Sugar Rush Ride MV as a possible metaphor for predatory relationships (Meta)
I posted this piece on TXT’s subreddit, but they removed it because they said my subject matter is too triggering. Screw them. Reposting here because I’d like to share it nonetheless.
Thematically, Sugar Rush Ride is about the loss of innocence, about youth and temptation (as per the name of the chapter), and also about that niche intersection between trickery and seduction.
The music video conjures images of Alice in Wonderland and Peter Pan, but, of course, with a darker, and a more sexual twist. When I say this concept is sexual, I want to emphasize that I do NOT think that the MV and choreography are designed to sexualize the boys in the eyes of the audience at all. Rather, I see the choreography as an illustration or as a performance of sexuality, in as much as sexuality is typically a part of boyhood, and I see the MV as a depiction of sexuality in its adolescent or its "blooming phase" (note the vivid colours in the MV, the numerous vines and flowers, the clothes falling off their bodies; gardens and flowers are inherently symbolic of growth and sexuality). This MV is about eroticism and the relationship between the Ego and the Body. It's about the self-discovery aspect of sexuality and, by consequence, about the temptation and internal conflicts that arise during one's sexual awakening (especially if there are taboo undertones to it). We see multiple instances of the boys gasping, repeatedly touching their own necks and bodies, performing gestures that are explicitly reminiscent of being in the all-consuming throes of pleasure. Through this blissful awakening, the "devil" starts tempting the subject to give up even more of themselves, with the promise of a sugar rush (an emotional or sexual high) as a reward for further compliance. I find it hard to believe the devil isn’t a categorically older figure based on the lyrics, and based on how trust and deception form part of the narrative.
The boys are swept off their feet into a world of magic, of passion and fruitfulness, of wonder and pleasure, which all bring to mind the explosion of feeling and sensation that adolescence and self-discovery can evoke. I want to reiterate, the orgasmic motifs in the MV and choreography are not for the pleasure of the audience - it's more of a storytelling element in the context of the choreo than it exists for the purpose of sexualizing anyone. It aims to represent pleasure and sensation than to seeks to please or to seduce. The subject, in this case, the boys, is leaving childhood and entering a new world, now transcendant as they move away from childhood innocence into adulthood. Likewise, the sugar motif is quite obviously deliberate - it evokes images of hyperactive children, but also of Lolita's red lollipop. But this beautiful world of desire, symbolized by the Bali landscape in the MV, didn't come at no cost. We know they were brought there by the "devil", with his pretty words and with his promises. The boys have been tempted and they've been tricked. The devil beckoning the boys with literal, actual sugar speaks to the age old warning we give to childen: don't take candy from strangers. In this way, I believe devil is not another child or another adolescent. The devil, someone they've come to trust and believe in, is manipulating them with the “sugar”, with the candy, with the high of the sugar rush. Likewise, I think the outro where they directly call the devil who is their seducer "sugar" speaks to elements of fondness and of betrayal.

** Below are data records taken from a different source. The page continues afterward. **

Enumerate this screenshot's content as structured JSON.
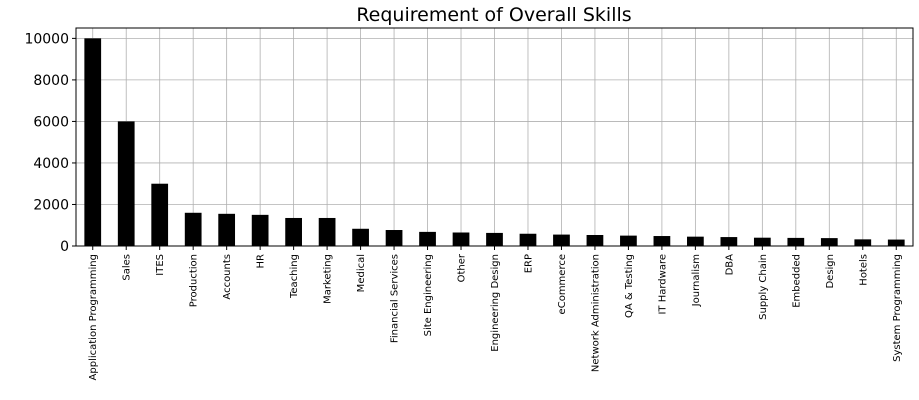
{
  "chart_data": {
    "type": "bar",
    "title": "Requirement of Overall Skills",
    "xlabel": "",
    "ylabel": "",
    "ylim": [
      0,
      10500
    ],
    "yticks": [
      0,
      2000,
      4000,
      6000,
      8000,
      10000
    ],
    "ytick_labels": [
      "0",
      "2000",
      "4000",
      "6000",
      "8000",
      "10000"
    ],
    "grid": true,
    "bar_color": "#000000",
    "grid_color": "#b0b0b0",
    "categories": [
      "Application Programming",
      "Sales",
      "ITES",
      "Production",
      "Accounts",
      "HR",
      "Teaching",
      "Marketing",
      "Medical",
      "Financial Services",
      "Site Engineering",
      "Other",
      "Engineering Design",
      "ERP",
      "eCommerce",
      "Network Administration",
      "QA & Testing",
      "IT Hardware",
      "Journalism",
      "DBA",
      "Supply Chain",
      "Embedded",
      "Design",
      "Hotels",
      "System Programming"
    ],
    "values": [
      10000,
      6000,
      3000,
      1600,
      1550,
      1500,
      1350,
      1350,
      830,
      770,
      680,
      650,
      630,
      590,
      550,
      530,
      500,
      480,
      450,
      430,
      400,
      390,
      380,
      320,
      310
    ]
  }
}
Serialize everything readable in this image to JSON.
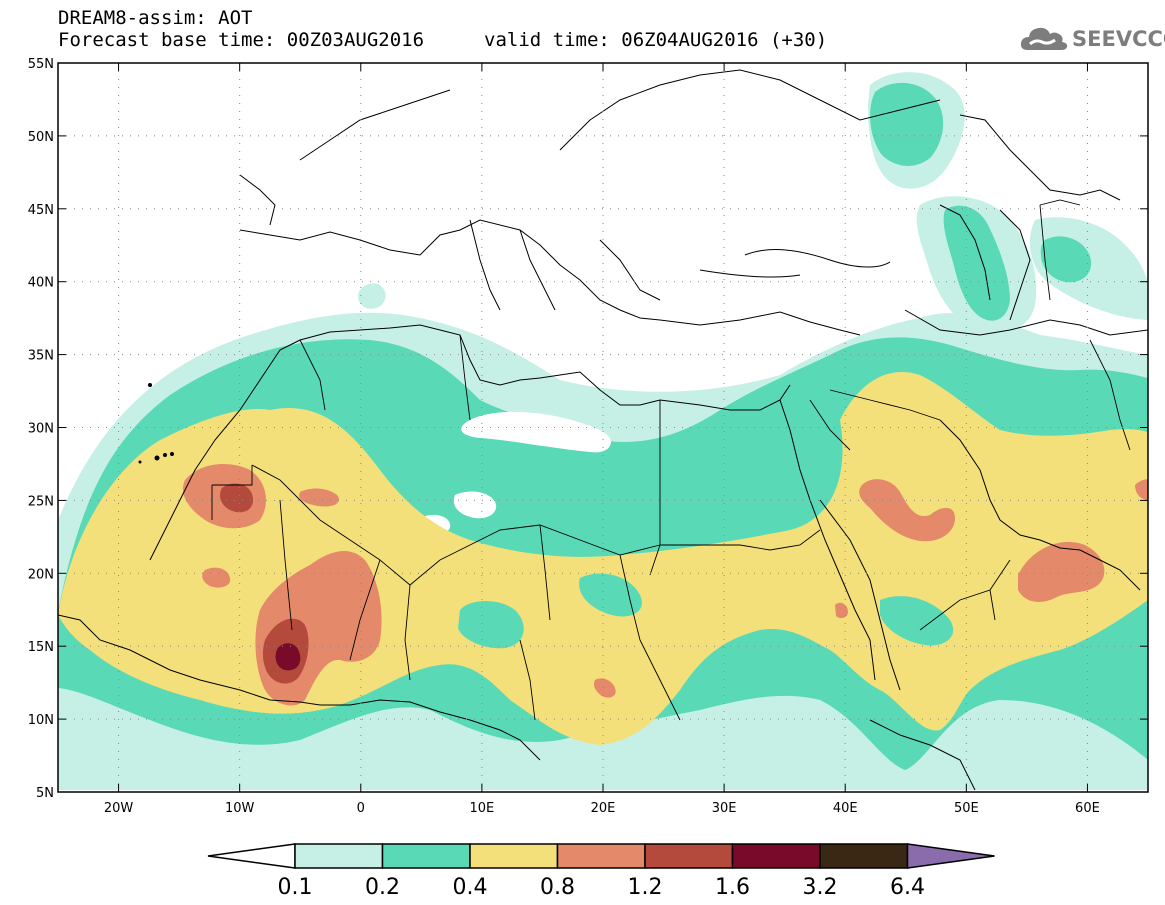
{
  "header": {
    "line1": "DREAM8-assim: AOT",
    "line2": "Forecast base time: 00Z03AUG2016",
    "line3": "valid time: 06Z04AUG2016 (+30)"
  },
  "logo": {
    "text": "SEEVCCC",
    "icon": "cloud-icon"
  },
  "map": {
    "lon_range": [
      -25,
      65
    ],
    "lat_range": [
      5,
      55
    ],
    "lat_ticks": [
      "5N",
      "10N",
      "15N",
      "20N",
      "25N",
      "30N",
      "35N",
      "40N",
      "45N",
      "50N",
      "55N"
    ],
    "lon_ticks": [
      "20W",
      "10W",
      "0",
      "10E",
      "20E",
      "30E",
      "40E",
      "50E",
      "60E"
    ],
    "grid": "dotted"
  },
  "colorbar": {
    "levels": [
      "0.1",
      "0.2",
      "0.4",
      "0.8",
      "1.2",
      "1.6",
      "3.2",
      "6.4"
    ],
    "colors": [
      "#ffffff",
      "#c6f0e6",
      "#5ad9b6",
      "#f4e07a",
      "#e48a6a",
      "#b44a3c",
      "#7a0a2a",
      "#3a2814",
      "#8a6cac"
    ]
  },
  "chart_data": {
    "type": "heatmap",
    "title": "DREAM8-assim: AOT",
    "xlabel": "",
    "ylabel": "",
    "xlim": [
      -25,
      65
    ],
    "ylim": [
      5,
      55
    ],
    "levels": [
      0.1,
      0.2,
      0.4,
      0.8,
      1.2,
      1.6,
      3.2,
      6.4
    ],
    "maxima": [
      {
        "lon": -5.5,
        "lat": 14.5,
        "value": 3.2
      },
      {
        "lon": -10.5,
        "lat": 25,
        "value": 1.6
      },
      {
        "lon": 58,
        "lat": 21,
        "value": 1.2
      },
      {
        "lon": 46,
        "lat": 24,
        "value": 1.2
      }
    ]
  }
}
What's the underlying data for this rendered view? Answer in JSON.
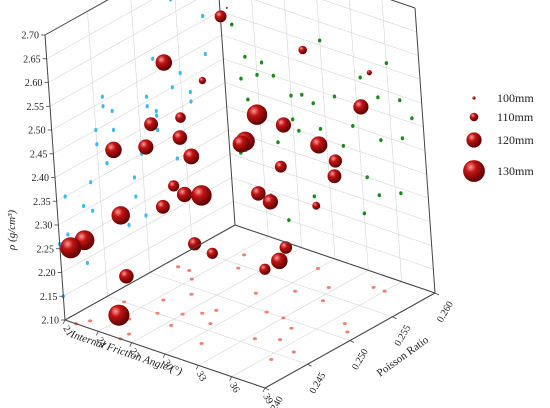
{
  "chart_data": {
    "type": "scatter",
    "x_axis": {
      "label": "Internal Friction Angle (°)",
      "ticks": [
        "21",
        "24",
        "27",
        "30",
        "33",
        "36",
        "39"
      ],
      "range": [
        21,
        39
      ]
    },
    "y_axis": {
      "label": "Poisson Ratio",
      "ticks": [
        "0.240",
        "0.245",
        "0.250",
        "0.255",
        "0.260"
      ],
      "range": [
        0.24,
        0.26
      ]
    },
    "z_axis": {
      "label": "ρ (g/cm³)",
      "ticks": [
        "2.10",
        "2.15",
        "2.20",
        "2.25",
        "2.30",
        "2.35",
        "2.40",
        "2.45",
        "2.50",
        "2.55",
        "2.60",
        "2.65",
        "2.70"
      ],
      "range": [
        2.1,
        2.7
      ]
    },
    "size_legend": {
      "entries": [
        {
          "label": "100mm",
          "value": 100
        },
        {
          "label": "110mm",
          "value": 110
        },
        {
          "label": "120mm",
          "value": 120
        },
        {
          "label": "130mm",
          "value": 130
        }
      ]
    },
    "projections": {
      "floor_color": "#f28070",
      "left_wall_color": "#40b8f0",
      "right_wall_color": "#1a8a1a"
    },
    "colors": {
      "bubble": "#b50f0f",
      "bubble_light": "#ff8a8a",
      "bubble_dark": "#5a0000",
      "grid": "#d4d4d4",
      "frame": "#444444"
    },
    "points": [
      {
        "phi": 24.5,
        "nu": 0.2565,
        "rho": 2.62,
        "size": 100
      },
      {
        "phi": 25.5,
        "nu": 0.2545,
        "rho": 2.63,
        "size": 115
      },
      {
        "phi": 22.0,
        "nu": 0.252,
        "rho": 2.53,
        "size": 122
      },
      {
        "phi": 30.0,
        "nu": 0.258,
        "rho": 2.56,
        "size": 110
      },
      {
        "phi": 24.5,
        "nu": 0.247,
        "rho": 2.47,
        "size": 118
      },
      {
        "phi": 24.0,
        "nu": 0.251,
        "rho": 2.44,
        "size": 113
      },
      {
        "phi": 25.5,
        "nu": 0.245,
        "rho": 2.45,
        "size": 120
      },
      {
        "phi": 27.0,
        "nu": 0.256,
        "rho": 2.42,
        "size": 128
      },
      {
        "phi": 22.5,
        "nu": 0.245,
        "rho": 2.42,
        "size": 122
      },
      {
        "phi": 23.0,
        "nu": 0.252,
        "rho": 2.38,
        "size": 119
      },
      {
        "phi": 26.0,
        "nu": 0.241,
        "rho": 2.35,
        "size": 125
      },
      {
        "phi": 25.5,
        "nu": 0.249,
        "rho": 2.31,
        "size": 120
      },
      {
        "phi": 27.5,
        "nu": 0.244,
        "rho": 2.35,
        "size": 118
      },
      {
        "phi": 27.0,
        "nu": 0.246,
        "rho": 2.37,
        "size": 114
      },
      {
        "phi": 28.0,
        "nu": 0.247,
        "rho": 2.43,
        "size": 121
      },
      {
        "phi": 29.0,
        "nu": 0.252,
        "rho": 2.42,
        "size": 126
      },
      {
        "phi": 29.5,
        "nu": 0.246,
        "rho": 2.37,
        "size": 128
      },
      {
        "phi": 31.0,
        "nu": 0.254,
        "rho": 2.45,
        "size": 120
      },
      {
        "phi": 32.5,
        "nu": 0.256,
        "rho": 2.4,
        "size": 123
      },
      {
        "phi": 31.5,
        "nu": 0.25,
        "rho": 2.35,
        "size": 119
      },
      {
        "phi": 31.0,
        "nu": 0.243,
        "rho": 2.31,
        "size": 117
      },
      {
        "phi": 35.0,
        "nu": 0.247,
        "rho": 2.39,
        "size": 120
      },
      {
        "phi": 37.0,
        "nu": 0.252,
        "rho": 2.41,
        "size": 118
      },
      {
        "phi": 36.5,
        "nu": 0.244,
        "rho": 2.29,
        "size": 114
      },
      {
        "phi": 22.0,
        "nu": 0.24,
        "rho": 2.26,
        "size": 129
      },
      {
        "phi": 22.5,
        "nu": 0.241,
        "rho": 2.27,
        "size": 127
      },
      {
        "phi": 24.5,
        "nu": 0.243,
        "rho": 2.19,
        "size": 119
      },
      {
        "phi": 26.0,
        "nu": 0.24,
        "rho": 2.15,
        "size": 129
      },
      {
        "phi": 28.5,
        "nu": 0.248,
        "rho": 2.22,
        "size": 114
      },
      {
        "phi": 33.0,
        "nu": 0.25,
        "rho": 2.22,
        "size": 122
      },
      {
        "phi": 33.5,
        "nu": 0.254,
        "rho": 2.3,
        "size": 109
      },
      {
        "phi": 34.5,
        "nu": 0.249,
        "rho": 2.27,
        "size": 116
      },
      {
        "phi": 35.0,
        "nu": 0.258,
        "rho": 2.48,
        "size": 120
      },
      {
        "phi": 33.5,
        "nu": 0.246,
        "rho": 2.51,
        "size": 123
      },
      {
        "phi": 37.0,
        "nu": 0.246,
        "rho": 2.49,
        "size": 115
      },
      {
        "phi": 38.0,
        "nu": 0.251,
        "rho": 2.46,
        "size": 117
      },
      {
        "phi": 23.0,
        "nu": 0.255,
        "rho": 2.47,
        "size": 108
      },
      {
        "phi": 36.0,
        "nu": 0.258,
        "rho": 2.56,
        "size": 105
      }
    ]
  }
}
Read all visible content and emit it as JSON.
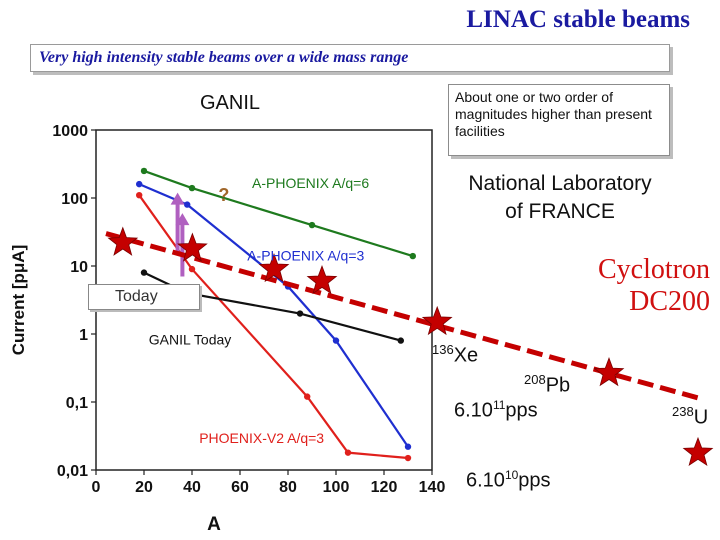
{
  "slide": {
    "title": "LINAC stable beams",
    "subtitle": "Very high intensity stable beams over a wide mass range",
    "ganil_label": "GANIL",
    "about_text": "About one or two order of magnitudes higher than present facilities",
    "national_lab": [
      "National Laboratory",
      "of FRANCE"
    ],
    "cyclotron": [
      "Cyclotron",
      "DC200"
    ],
    "today_label": "Today",
    "question_mark": "?",
    "ions": [
      {
        "mass": "136",
        "symbol": "Xe"
      },
      {
        "mass": "208",
        "symbol": "Pb"
      },
      {
        "mass": "238",
        "symbol": "U"
      }
    ],
    "rates": [
      {
        "mantissa": "6.10",
        "exp": "11",
        "unit": "pps"
      },
      {
        "mantissa": "6.10",
        "exp": "10",
        "unit": "pps"
      }
    ]
  },
  "colors": {
    "title": "#1a1aa0",
    "red": "#e0201c",
    "blue": "#1f2fd0",
    "green": "#1e7a1e",
    "black": "#111111",
    "star": "#c40000",
    "arrow": "#b060c0",
    "cyclotron": "#d01010"
  },
  "chart_data": {
    "type": "line",
    "xlabel": "A",
    "ylabel": "Current [pμA]",
    "xlim": [
      0,
      140
    ],
    "ylim": [
      0.01,
      1000
    ],
    "yscale": "log",
    "x_ticks": [
      0,
      20,
      40,
      60,
      80,
      100,
      120,
      140
    ],
    "y_ticks": [
      {
        "value": 0.01,
        "label": "0,01"
      },
      {
        "value": 0.1,
        "label": "0,1"
      },
      {
        "value": 1,
        "label": "1"
      },
      {
        "value": 10,
        "label": "10"
      },
      {
        "value": 100,
        "label": "100"
      },
      {
        "value": 1000,
        "label": "1000"
      }
    ],
    "series": [
      {
        "name": "A-PHOENIX A/q=6",
        "color_key": "green",
        "x": [
          20,
          40,
          90,
          132
        ],
        "y": [
          250,
          140,
          40,
          14
        ]
      },
      {
        "name": "A-PHOENIX A/q=3",
        "color_key": "blue",
        "x": [
          18,
          38,
          80,
          100,
          130
        ],
        "y": [
          160,
          80,
          5,
          0.8,
          0.022
        ]
      },
      {
        "name": "PHOENIX-V2 A/q=3",
        "color_key": "red",
        "x": [
          18,
          40,
          88,
          105,
          130
        ],
        "y": [
          110,
          9,
          0.12,
          0.018,
          0.015
        ]
      },
      {
        "name": "GANIL Today",
        "color_key": "black",
        "x": [
          20,
          38,
          85,
          127
        ],
        "y": [
          8,
          4,
          2,
          0.8
        ]
      }
    ],
    "series_labels": [
      {
        "text": "A-PHOENIX   A/q=6",
        "x": 65,
        "y": 140,
        "color_key": "green"
      },
      {
        "text": "A-PHOENIX  A/q=3",
        "x": 63,
        "y": 12,
        "color_key": "blue"
      },
      {
        "text": "GANIL Today",
        "x": 22,
        "y": 0.7,
        "color_key": "black"
      },
      {
        "text": "PHOENIX-V2  A/q=3",
        "x": 43,
        "y": 0.025,
        "color_key": "red"
      }
    ],
    "arrows": [
      {
        "x": 34,
        "from": 15,
        "to": 120
      },
      {
        "x": 36,
        "from": 7,
        "to": 60
      }
    ],
    "stars": [
      {
        "x": 7,
        "y": 22
      },
      {
        "x": 36,
        "y": 18
      },
      {
        "x": 70,
        "y": 9
      },
      {
        "x": 90,
        "y": 6
      },
      {
        "x": 138,
        "y": 1.5
      }
    ],
    "trend_line": [
      {
        "x": 0,
        "y": 30
      },
      {
        "x": 140,
        "y": 1.4
      }
    ]
  }
}
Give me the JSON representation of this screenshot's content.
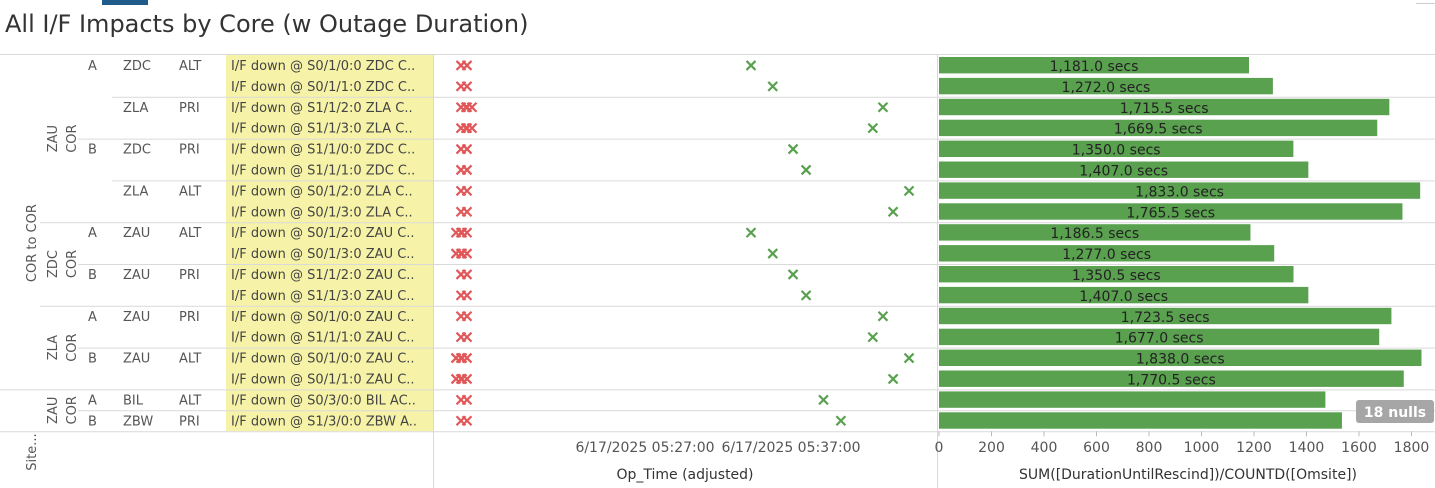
{
  "title": "All I/F Impacts by Core (w Outage Duration)",
  "colors": {
    "bar": "#59a14f",
    "green_mark": "#59a14f",
    "red_mark": "#e15759",
    "desc_highlight": "#f6f3a8",
    "grid": "#d9d9d9",
    "nulls_badge": "#a6a6a6"
  },
  "groups": {
    "level1": [
      {
        "label": "COR to COR",
        "rows": [
          0,
          17
        ]
      },
      {
        "label": "Site...",
        "rows": [
          18,
          19
        ]
      }
    ],
    "level2": [
      {
        "label": "ZAU COR",
        "rows": [
          0,
          7
        ]
      },
      {
        "label": "ZDC COR",
        "rows": [
          8,
          11
        ]
      },
      {
        "label": "ZLA COR",
        "rows": [
          12,
          15
        ]
      },
      {
        "label": "ZAU COR",
        "rows": [
          16,
          17
        ]
      }
    ]
  },
  "nulls_badge": "18 nulls",
  "chart_data": {
    "type": "bar",
    "xlabel": "SUM([DurationUntilRescind])/COUNTD([Omsite])",
    "x_ticks": [
      "0",
      "200",
      "400",
      "600",
      "800",
      "1000",
      "1200",
      "1400",
      "1600",
      "1800"
    ],
    "xlim": [
      0,
      1850
    ],
    "scatter_axis": {
      "label": "Op_Time (adjusted)",
      "ticks": [
        "6/17/2025 05:27:00",
        "6/17/2025 05:37:00"
      ]
    },
    "rows": [
      {
        "side": "A",
        "peer": "ZDC",
        "type": "ALT",
        "desc": "I/F down @ S0/1/0:0 ZDC C..",
        "value": 1181.0,
        "label": "1,181.0 secs",
        "green": 0.0,
        "red": [
          0
        ]
      },
      {
        "side": "",
        "peer": "",
        "type": "",
        "desc": "I/F down @ S0/1/1:0 ZDC C..",
        "value": 1272.0,
        "label": "1,272.0 secs",
        "green": 1.5,
        "red": [
          0
        ]
      },
      {
        "side": "",
        "peer": "ZLA",
        "type": "PRI",
        "desc": "I/F down @ S1/1/2:0 ZLA C..",
        "value": 1715.5,
        "label": "1,715.5 secs",
        "green": 9.1,
        "red": [
          0,
          0.05
        ]
      },
      {
        "side": "",
        "peer": "",
        "type": "",
        "desc": "I/F down @ S1/1/3:0 ZLA C..",
        "value": 1669.5,
        "label": "1,669.5 secs",
        "green": 8.4,
        "red": [
          0,
          0.05
        ]
      },
      {
        "side": "B",
        "peer": "ZDC",
        "type": "PRI",
        "desc": "I/F down @ S1/1/0:0 ZDC C..",
        "value": 1350.0,
        "label": "1,350.0 secs",
        "green": 2.9,
        "red": [
          0
        ]
      },
      {
        "side": "",
        "peer": "",
        "type": "",
        "desc": "I/F down @ S1/1/1:0 ZDC C..",
        "value": 1407.0,
        "label": "1,407.0 secs",
        "green": 3.8,
        "red": [
          0
        ]
      },
      {
        "side": "",
        "peer": "ZLA",
        "type": "ALT",
        "desc": "I/F down @ S0/1/2:0 ZLA C..",
        "value": 1833.0,
        "label": "1,833.0 secs",
        "green": 10.9,
        "red": [
          0
        ]
      },
      {
        "side": "",
        "peer": "",
        "type": "",
        "desc": "I/F down @ S0/1/3:0 ZLA C..",
        "value": 1765.5,
        "label": "1,765.5 secs",
        "green": 9.8,
        "red": [
          0
        ]
      },
      {
        "side": "A",
        "peer": "ZAU",
        "type": "ALT",
        "desc": "I/F down @ S0/1/2:0 ZAU C..",
        "value": 1186.5,
        "label": "1,186.5 secs",
        "green": 0.0,
        "red": [
          0,
          -0.05
        ]
      },
      {
        "side": "",
        "peer": "",
        "type": "",
        "desc": "I/F down @ S0/1/3:0 ZAU C..",
        "value": 1277.0,
        "label": "1,277.0 secs",
        "green": 1.5,
        "red": [
          0,
          -0.05
        ]
      },
      {
        "side": "B",
        "peer": "ZAU",
        "type": "PRI",
        "desc": "I/F down @ S1/1/2:0 ZAU C..",
        "value": 1350.5,
        "label": "1,350.5 secs",
        "green": 2.9,
        "red": [
          0
        ]
      },
      {
        "side": "",
        "peer": "",
        "type": "",
        "desc": "I/F down @ S1/1/3:0 ZAU C..",
        "value": 1407.0,
        "label": "1,407.0 secs",
        "green": 3.8,
        "red": [
          0
        ]
      },
      {
        "side": "A",
        "peer": "ZAU",
        "type": "PRI",
        "desc": "I/F down @ S0/1/0:0 ZAU C..",
        "value": 1723.5,
        "label": "1,723.5 secs",
        "green": 9.1,
        "red": [
          0
        ]
      },
      {
        "side": "",
        "peer": "",
        "type": "",
        "desc": "I/F down @ S1/1/1:0 ZAU C..",
        "value": 1677.0,
        "label": "1,677.0 secs",
        "green": 8.4,
        "red": [
          0
        ]
      },
      {
        "side": "B",
        "peer": "ZAU",
        "type": "ALT",
        "desc": "I/F down @ S0/1/0:0 ZAU C..",
        "value": 1838.0,
        "label": "1,838.0 secs",
        "green": 10.9,
        "red": [
          0,
          -0.05
        ]
      },
      {
        "side": "",
        "peer": "",
        "type": "",
        "desc": "I/F down @ S0/1/1:0 ZAU C..",
        "value": 1770.5,
        "label": "1,770.5 secs",
        "green": 9.8,
        "red": [
          0,
          -0.05
        ]
      },
      {
        "side": "A",
        "peer": "BIL",
        "type": "ALT",
        "desc": "I/F down @ S0/3/0:0 BIL AC..",
        "value": 1472,
        "label": "",
        "green": 5.0,
        "red": [
          0
        ]
      },
      {
        "side": "B",
        "peer": "ZBW",
        "type": "PRI",
        "desc": "I/F down @ S1/3/0:0 ZBW A..",
        "value": 1535,
        "label": "",
        "green": 6.2,
        "red": [
          0
        ]
      }
    ]
  }
}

All highs have a comedown. The once wonderful butterflies (Nabokov himself was a butterfly scientist, by the way) are now pests and beasts. This world they've crash landed to like castaways is no longer a paradise or a welcome escape from reality; it’s actually turning against them. The subject, that is, the boys, has been precocious, and it's only the new pleasure of erotic tempation and sexual satisfaction that's keeping this charade going. Childhood is over by virtue of the sexual awakening and by the evident corruption of their innocence by the devil, and there's no deserting what they've experienced. What's also over is the sugar rush from the “sugar” they were tempted to swallow, and now is time for the crash, which is likely why they're leaving the island at the end of the MV. For this reason, I think the story of the Sugar Rush Ride music video speaks to having one's innocence lost and also simultaneously having a precocious sexual awakening by someone who's manipulative, and also likely much older.